Media Surges

What I specifically want to talk about in this post, is modern society’s addiction to social media. It’s probably a bit rich coming from someone who is ‘putting it out there’ and indulging in psychological navel gazing, but ‘in real life’ I don’t consider myself married to my devices and I am doing this, for the time being, as a sort of mental therapy. This topic is a bit of dark theme.

Without sounding Orwellian, I think we have all become ‘plugged in’ to this media machine, bombarded with so much information and subliminal messaging, perish the idea that you may have any time or inclination for independent thought. Before you know it, you are opinionated about stuff you don’t understand, and ready to walk out of work or school to demand government action. Follow whoever is loudest. Ignore the small print that explains the real, much more complex issues (and might actually demand different action): it’s long since submerged into oblivion. Sure enough nearly everyone, probably me as well, is swept along this urgent, gushing surge resulting in damaging changes to policy, funding and general societal opinion. But is it uncontrollable? Is it really just the result of a few random ripples, or is someone busy cultivating the momentum? Whatever it is, your elected government is already drip feeding the next surge to your children at school via the national curriculum. We have to stop tolerating this.

The problem is, unless you can educate yourself in all matters, what sources can you trust? Doesn’t everyone have an agenda? Can anyone not be ‘bought’? Or, more sinisterly, ‘silenced’? It really brings home the importance of education and nurturing critical thinking.

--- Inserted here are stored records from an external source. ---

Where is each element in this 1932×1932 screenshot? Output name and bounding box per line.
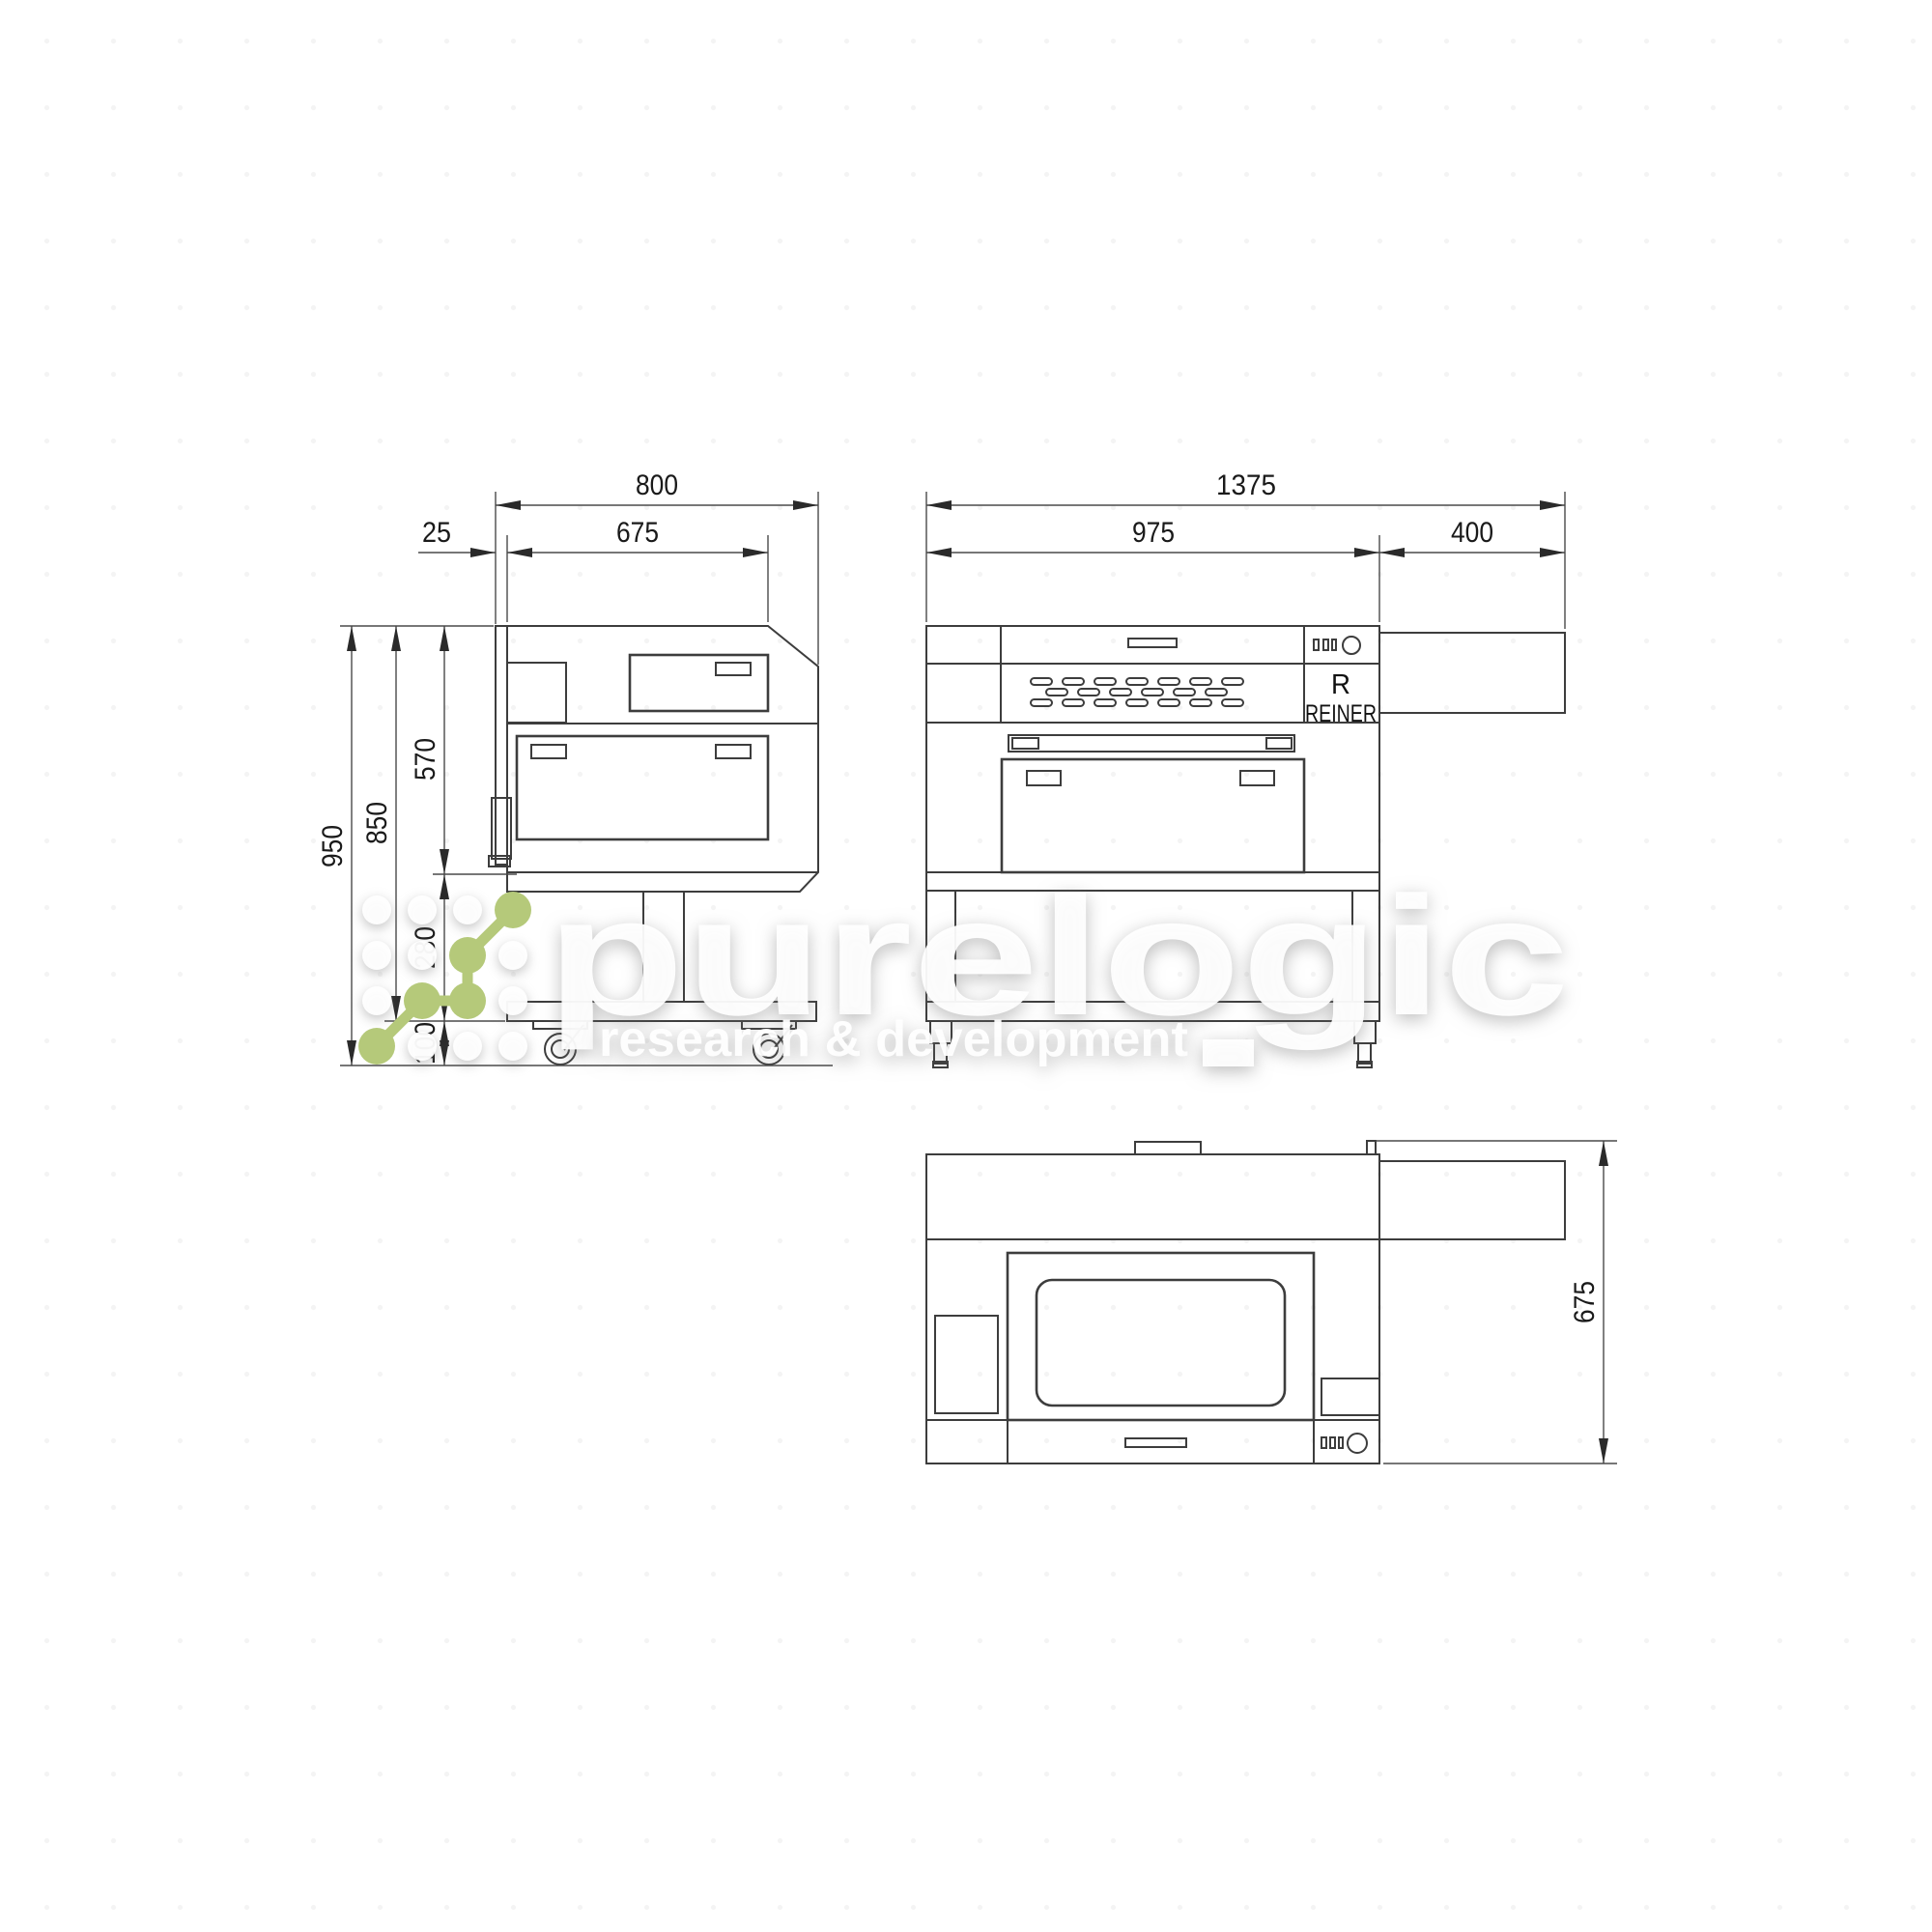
top-view	[926, 1141, 1565, 1463]
side-top-left-box	[507, 663, 566, 723]
front-rail-cap-left	[1012, 738, 1038, 749]
watermark: purelogic research & development	[358, 863, 1570, 1067]
front-vent-grille	[1031, 678, 1243, 706]
front-indicator-1	[1314, 639, 1319, 650]
front-indicator-3	[1332, 639, 1336, 650]
top-lid	[1008, 1253, 1314, 1420]
dim-front-tube-cover-width: 400	[1451, 517, 1493, 549]
top-front-handle	[1125, 1438, 1186, 1447]
laser-machine-dimension-drawing: R REINER	[0, 0, 1932, 1932]
dim-side-overall-height: 950	[317, 825, 349, 867]
side-door-hinge-right	[716, 745, 751, 758]
front-door-hinge-left	[1027, 771, 1061, 785]
top-power-button	[1348, 1434, 1367, 1453]
top-control-panel	[1321, 1434, 1367, 1453]
top-left-port	[935, 1316, 998, 1413]
top-right-box	[1321, 1378, 1379, 1415]
dim-side-body-height: 570	[410, 738, 441, 781]
top-tube-cover	[1379, 1161, 1565, 1239]
dim-front-body-width: 975	[1132, 517, 1175, 549]
top-indicator-1	[1321, 1437, 1326, 1448]
front-rail	[1009, 735, 1294, 752]
dim-side-overall-width: 800	[636, 469, 678, 501]
side-upper-window-latch	[716, 663, 751, 675]
front-tube-cover	[1379, 633, 1565, 713]
top-indicator-2	[1330, 1437, 1335, 1448]
front-door	[1002, 759, 1304, 872]
dim-top-depth: 675	[1569, 1281, 1601, 1323]
top-lid-window	[1037, 1280, 1285, 1406]
front-control-panel	[1314, 637, 1360, 654]
top-corner-tab	[1367, 1141, 1376, 1154]
front-door-hinge-right	[1240, 771, 1274, 785]
top-body-outline	[926, 1154, 1379, 1463]
watermark-square	[1203, 1039, 1254, 1066]
front-brand: R REINER	[1305, 669, 1377, 727]
top-exhaust-tab	[1135, 1142, 1201, 1154]
dim-side-rear-offset: 25	[422, 517, 451, 549]
brand-initial: R	[1331, 669, 1350, 700]
dim-front-overall-width: 1375	[1216, 469, 1276, 501]
drawing-canvas: R REINER	[0, 0, 1932, 1932]
dim-side-body-width: 675	[616, 517, 659, 549]
brand-name: REINER	[1305, 700, 1377, 727]
front-top-handle	[1128, 639, 1177, 647]
watermark-tagline: research & development	[599, 1011, 1188, 1067]
top-indicator-3	[1339, 1437, 1343, 1448]
front-power-button	[1343, 637, 1360, 654]
front-rail-cap-right	[1266, 738, 1292, 749]
front-indicator-2	[1323, 639, 1328, 650]
top-front-strip-dividers	[1008, 1420, 1314, 1463]
side-door	[517, 736, 768, 839]
side-door-hinge-left	[531, 745, 566, 758]
side-rear-panel	[496, 626, 507, 865]
dim-side-height-to-casters: 850	[361, 802, 393, 844]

I’m not proud of today’s sketch. It’s probably a reflection of my mood as well. The surge starts, powerful, momentous, dragging along everything beneath it. Momentum peaks mid-wave, but too late, a crest inevitably forms and suddenly you are over the crest, devoid of energy, left with the consequences.

Communication

I’ve always loved the power of the art, to convey a feeling, a thought or idea, a truth. Language can bend messages and twist truths. But then so can images. Sometimes the best writers and poets succeed in building vibrant images with language, but a different version is always imagined depending on who is listening or reading. Visual and Audio art is also read in whatever way your brain is willing to digest it. Just like your brain draws an imaginary line around the atom, or between tides, we build our own systems to understand the world around us. These limit us, but we clearly cannot function without them.
Will my truth and your truth ever be completely the same? Can two people ever achieve a complete understanding of one another? Sometimes there are moments, maybe sparks, where this can happen, but I don’t think two beings could ever be in complete synthesis for a sustained period.

Relationships are like this. As you build them you gradually accumulate more of these sparks, and bonds are formed. Sometimes those initial sparks might be all you have, other times we build on them to form intense life-long friendships, or maybe one day we realise we only thought they were happening and the truth was completely different. It’s funny how fundamentally, I think everyone desires completeness with others. It’s a shame what rubbish communicators we are.

This post isn’t so much to do with tides, more reflections. One might be the truth; the other your perception of it; the other someone else’s. Of course there is no knowing which is which. Your truth is yours and no one else’s, and probably not the truth at all.